Acordo Mercosul-UE: Imposto Zero para 5 Mil Produtos Brasileiros na Europa e Revolução na Indústria Nacional
A Confederação Nacional da Indústria (CNI) divulgou um levantamento promissor sobre o acordo entre Mercosul e União Europeia. A entidade estima que mais de **cinco mil produtos brasileiros** terão a **taxa de importação zerada** no bloco europeu assim que o tratado entrar em vigor. Este é um marco significativo para a indústria nacional.

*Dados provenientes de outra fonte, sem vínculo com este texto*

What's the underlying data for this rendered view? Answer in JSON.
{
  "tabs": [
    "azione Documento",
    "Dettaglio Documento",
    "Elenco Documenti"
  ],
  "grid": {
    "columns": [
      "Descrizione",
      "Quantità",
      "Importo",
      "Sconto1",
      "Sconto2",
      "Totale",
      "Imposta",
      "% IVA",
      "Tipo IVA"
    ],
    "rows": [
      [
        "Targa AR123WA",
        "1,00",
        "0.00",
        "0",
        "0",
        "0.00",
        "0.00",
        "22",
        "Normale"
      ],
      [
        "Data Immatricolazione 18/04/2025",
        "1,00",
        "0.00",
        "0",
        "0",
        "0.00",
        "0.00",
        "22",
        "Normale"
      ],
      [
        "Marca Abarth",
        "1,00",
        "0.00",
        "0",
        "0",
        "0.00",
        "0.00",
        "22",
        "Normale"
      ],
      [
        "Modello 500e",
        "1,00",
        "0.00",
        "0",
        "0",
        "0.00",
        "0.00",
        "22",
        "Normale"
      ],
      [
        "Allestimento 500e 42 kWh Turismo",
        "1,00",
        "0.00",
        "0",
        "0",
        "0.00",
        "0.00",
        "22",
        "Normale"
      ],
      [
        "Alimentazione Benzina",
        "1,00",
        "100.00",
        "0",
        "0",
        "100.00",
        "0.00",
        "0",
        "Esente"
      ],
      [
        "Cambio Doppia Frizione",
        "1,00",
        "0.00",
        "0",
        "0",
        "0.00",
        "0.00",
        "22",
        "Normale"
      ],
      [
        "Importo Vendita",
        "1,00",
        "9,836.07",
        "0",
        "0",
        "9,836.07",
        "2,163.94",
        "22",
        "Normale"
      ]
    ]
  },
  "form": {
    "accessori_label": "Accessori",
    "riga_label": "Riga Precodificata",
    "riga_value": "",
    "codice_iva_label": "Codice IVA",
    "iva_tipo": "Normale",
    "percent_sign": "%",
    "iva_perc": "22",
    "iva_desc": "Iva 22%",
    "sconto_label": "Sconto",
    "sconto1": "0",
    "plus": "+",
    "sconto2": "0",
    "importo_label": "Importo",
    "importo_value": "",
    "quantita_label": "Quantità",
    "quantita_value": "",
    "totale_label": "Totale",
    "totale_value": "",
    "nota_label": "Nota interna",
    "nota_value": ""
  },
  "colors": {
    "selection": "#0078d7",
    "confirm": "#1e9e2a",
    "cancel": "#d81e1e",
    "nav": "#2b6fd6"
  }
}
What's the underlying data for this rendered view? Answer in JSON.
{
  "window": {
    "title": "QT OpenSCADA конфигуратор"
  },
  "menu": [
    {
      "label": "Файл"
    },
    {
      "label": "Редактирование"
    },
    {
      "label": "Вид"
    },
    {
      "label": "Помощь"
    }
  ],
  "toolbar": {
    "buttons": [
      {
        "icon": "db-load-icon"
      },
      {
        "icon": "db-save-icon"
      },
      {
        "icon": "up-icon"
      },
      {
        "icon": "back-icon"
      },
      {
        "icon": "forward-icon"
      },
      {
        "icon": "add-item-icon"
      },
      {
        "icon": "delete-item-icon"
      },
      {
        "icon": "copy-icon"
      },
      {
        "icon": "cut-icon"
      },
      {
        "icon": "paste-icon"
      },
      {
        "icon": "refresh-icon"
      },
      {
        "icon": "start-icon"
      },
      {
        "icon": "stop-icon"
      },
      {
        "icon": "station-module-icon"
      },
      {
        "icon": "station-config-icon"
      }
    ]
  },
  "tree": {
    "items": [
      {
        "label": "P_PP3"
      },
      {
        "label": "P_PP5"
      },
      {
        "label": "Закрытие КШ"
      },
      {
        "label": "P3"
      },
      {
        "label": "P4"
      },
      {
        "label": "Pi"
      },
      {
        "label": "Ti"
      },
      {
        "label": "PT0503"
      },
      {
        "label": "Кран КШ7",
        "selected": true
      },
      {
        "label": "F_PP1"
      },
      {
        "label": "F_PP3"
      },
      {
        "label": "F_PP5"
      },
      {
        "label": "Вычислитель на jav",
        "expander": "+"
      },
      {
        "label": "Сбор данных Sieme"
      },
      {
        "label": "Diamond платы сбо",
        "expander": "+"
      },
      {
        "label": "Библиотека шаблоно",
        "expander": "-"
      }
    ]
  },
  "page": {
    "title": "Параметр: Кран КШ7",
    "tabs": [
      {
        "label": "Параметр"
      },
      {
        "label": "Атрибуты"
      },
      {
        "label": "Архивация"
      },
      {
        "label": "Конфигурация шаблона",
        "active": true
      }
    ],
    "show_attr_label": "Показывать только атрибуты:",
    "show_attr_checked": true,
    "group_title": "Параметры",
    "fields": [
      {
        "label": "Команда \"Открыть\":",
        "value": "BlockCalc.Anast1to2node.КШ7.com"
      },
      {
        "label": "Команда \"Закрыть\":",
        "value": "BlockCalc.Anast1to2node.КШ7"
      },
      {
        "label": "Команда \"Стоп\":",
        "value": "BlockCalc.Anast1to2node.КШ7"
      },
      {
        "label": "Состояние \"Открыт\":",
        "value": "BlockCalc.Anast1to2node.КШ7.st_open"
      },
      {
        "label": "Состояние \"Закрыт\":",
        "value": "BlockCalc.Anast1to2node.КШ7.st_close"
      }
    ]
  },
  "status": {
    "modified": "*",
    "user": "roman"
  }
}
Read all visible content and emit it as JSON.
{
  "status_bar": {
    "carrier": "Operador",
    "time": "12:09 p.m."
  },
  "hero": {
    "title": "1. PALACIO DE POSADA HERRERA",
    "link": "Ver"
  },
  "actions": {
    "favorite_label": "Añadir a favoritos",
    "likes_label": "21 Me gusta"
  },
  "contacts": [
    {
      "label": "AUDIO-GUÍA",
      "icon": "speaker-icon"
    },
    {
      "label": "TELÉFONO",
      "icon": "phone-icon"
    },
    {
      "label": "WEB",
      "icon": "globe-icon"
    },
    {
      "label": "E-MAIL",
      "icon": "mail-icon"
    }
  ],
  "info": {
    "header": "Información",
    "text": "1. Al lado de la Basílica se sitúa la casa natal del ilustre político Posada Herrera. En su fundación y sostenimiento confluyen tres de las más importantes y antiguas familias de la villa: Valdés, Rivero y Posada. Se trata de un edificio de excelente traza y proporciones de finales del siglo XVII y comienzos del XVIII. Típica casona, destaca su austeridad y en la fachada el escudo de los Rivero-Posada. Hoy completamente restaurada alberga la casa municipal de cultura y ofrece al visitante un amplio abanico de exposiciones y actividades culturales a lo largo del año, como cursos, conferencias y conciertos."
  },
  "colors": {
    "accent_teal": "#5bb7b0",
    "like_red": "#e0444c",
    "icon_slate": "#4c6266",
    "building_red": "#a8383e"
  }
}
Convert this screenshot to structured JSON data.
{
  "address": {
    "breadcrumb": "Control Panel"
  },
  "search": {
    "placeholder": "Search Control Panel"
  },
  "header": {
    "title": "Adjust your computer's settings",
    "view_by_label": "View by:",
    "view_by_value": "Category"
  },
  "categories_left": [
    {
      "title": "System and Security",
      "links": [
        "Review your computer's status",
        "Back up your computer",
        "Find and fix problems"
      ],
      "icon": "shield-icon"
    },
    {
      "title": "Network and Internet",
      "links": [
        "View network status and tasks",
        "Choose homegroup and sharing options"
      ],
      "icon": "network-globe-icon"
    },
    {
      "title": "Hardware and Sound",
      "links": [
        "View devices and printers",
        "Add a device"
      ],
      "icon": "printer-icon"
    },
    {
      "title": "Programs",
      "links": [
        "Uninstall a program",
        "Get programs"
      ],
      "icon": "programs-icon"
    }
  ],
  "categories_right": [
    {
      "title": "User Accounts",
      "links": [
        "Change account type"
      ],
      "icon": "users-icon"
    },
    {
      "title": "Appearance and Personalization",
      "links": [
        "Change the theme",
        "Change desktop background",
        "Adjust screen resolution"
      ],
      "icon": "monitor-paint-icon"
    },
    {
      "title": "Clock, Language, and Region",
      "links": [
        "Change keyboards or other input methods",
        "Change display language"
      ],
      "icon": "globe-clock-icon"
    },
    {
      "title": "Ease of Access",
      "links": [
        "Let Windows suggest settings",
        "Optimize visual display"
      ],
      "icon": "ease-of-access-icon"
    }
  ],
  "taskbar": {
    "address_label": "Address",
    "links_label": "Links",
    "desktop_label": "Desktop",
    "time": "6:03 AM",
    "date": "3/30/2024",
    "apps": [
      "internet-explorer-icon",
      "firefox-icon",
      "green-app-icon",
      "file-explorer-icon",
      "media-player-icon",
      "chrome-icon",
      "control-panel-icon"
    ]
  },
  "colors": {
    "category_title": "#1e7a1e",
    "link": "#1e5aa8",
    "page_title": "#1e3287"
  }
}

A CNI destaca que o acordo ampliará drasticamente o acesso do Brasil ao comércio global. Atualmente, os acordos preferenciais brasileiros cobrem cerca de 8% das importações mundiais. Com o novo tratado, esse número deve saltar para **36%**, impulsionado pela participação da União Europeia, que representa 28% do comércio global em 2024.
Esta medida representa um avanço considerável para a **inserção internacional da indústria nacional**, criando um ambiente mais competitivo e acessível para os produtos brasileiros no exigente mercado europeu. A entidade também ressalta que o acordo foi desenhado para garantir uma transição previsível para a indústria brasileira, permitindo ajustes produtivos e tecnológicos.
Conforme informação divulgada pela CNI, 54,3% dos produtos negociados no âmbito do acordo terão imposto de importação zerado na União Europeia logo na entrada em vigor do tratado. Do lado do Mercosul, o Brasil terá prazos mais longos para a redução tarifária, garantindo um processo gradual.
Impacto Direto na Indústria Brasileira
O levantamento da CNI revela que a **indústria é a protagonista** do comércio bilateral entre Brasil e União Europeia. Em 2024, 46,3% das exportações brasileiras para o bloco europeu foram compostas por bens industriais. Essa forte presença demonstra a complementaridade das economias e o potencial de modernização que o acordo pode trazer.
Comércio Bilateral e Oportunidades Emergentes
Em 2024, a União Europeia foi um destino crucial para as exportações brasileiras, absorvendo **US$ 48,2 bilhões**, o que equivale a 14,3% do total exportado pelo país. O bloco se consolida como o segundo principal mercado externo para o Brasil. No mesmo período, as importações brasileiras provenientes da UE somaram **US$ 47,2 bilhões**, representando 17,9% do total. É importante notar que 98,4% desses produtos importados foram bens da indústria de transformação.
Um Tratado de Longa Data com Visão de Futuro
As negociações que culminaram neste acordo tiveram início em 1999, atravessando períodos de paralisação e retomadas. O tratado prevê a **redução ou eliminação gradual de tarifas** sobre mais de 90% do comércio entre os blocos, com prazos diferenciados para setores considerados sensíveis. A expectativa é de que os efeitos econômicos se manifestem de forma progressiva, à medida que as etapas de implementação forem concluídas e o acordo ratificado.
Contexto da Assinatura e Representação Brasileira
A assinatura formal do acordo ocorreu em Assunção, no Paraguai. O Presidente Luiz Inácio Lula da Silva não participou da cerimônia, sendo representado pelo Ministro das Relações Exteriores, Mauro Vieira. Lula cumpriu agenda oficial em Brasília no mesmo período. Anteriormente, o presidente havia se reunido com a presidente da Comissão Europeia, Ursula von der Leyen, no Rio de Janeiro, um encontro visto como um forte sinal político de apoio ao fechamento do acordo.